# what's it name?



## changyujie (Mar 12, 2006)

who can tell me?


----------



## Margarret (May 3, 2007)

Budapest tumblers I think.

Margarret


----------



## TAWhatley (Mar 6, 2001)

Thanks, Margarret .. I was drawing a blank! Here's a link to a site with some very good pictures of this breed: http://webpages.charter.net/budapesttumblers/

Terry


----------



## Maggie-NC (Jun 22, 2005)

Grandma, what big eyes you have!

These are so unusual. I had never seen them before.


----------



## Fancyfowl4ever (Oct 6, 2006)

they remind me of those goldfish that got those popped out eyes..... makes me think someone hugged them too hard.

Sure look neat tho.


----------



## Pixy (Mar 29, 2005)

budapest tumblers.
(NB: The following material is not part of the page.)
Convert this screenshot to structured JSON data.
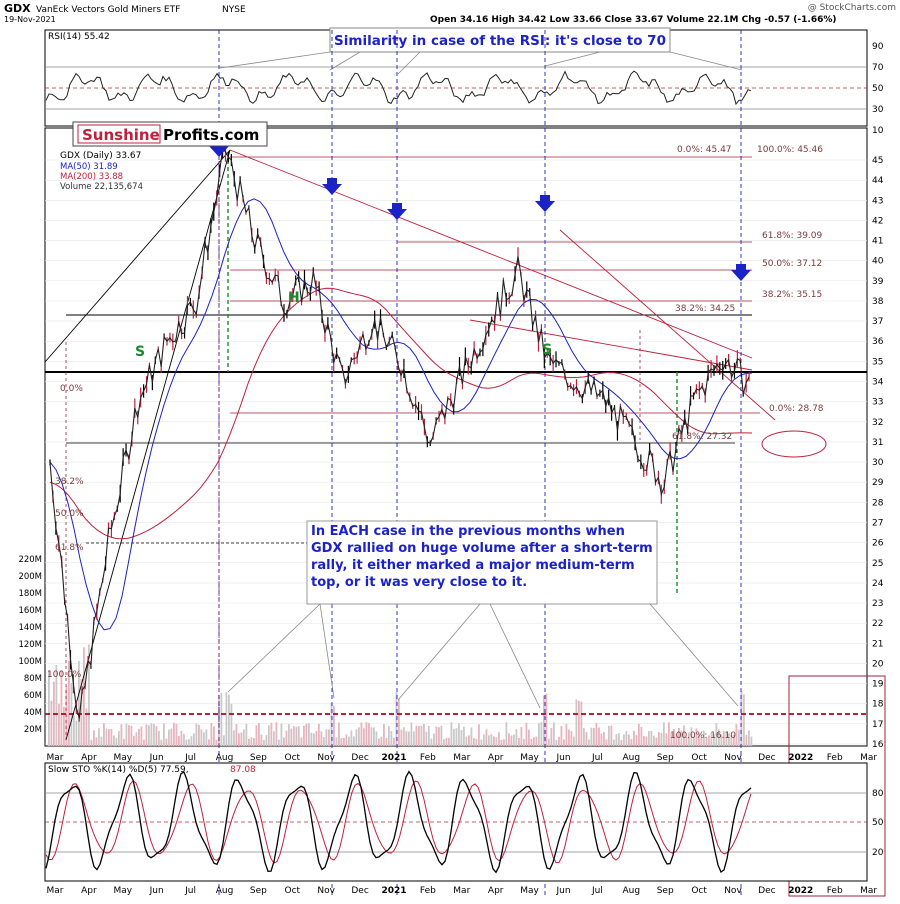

Stork colored i think. worth good money


----------



## Skyeking (Jan 17, 2003)

*Extra Terestrial Pigeons*

They sure remind me of "ET phone home". I think they are SO unique.


----------



## changyujie (Mar 12, 2006)

*thanks*

thanks everyone !


----------



## Jiggs (Apr 1, 2005)

Interesting looking birds I must say!!!


----------



## egyptianswift (Mar 12, 2007)

budapest short face


----------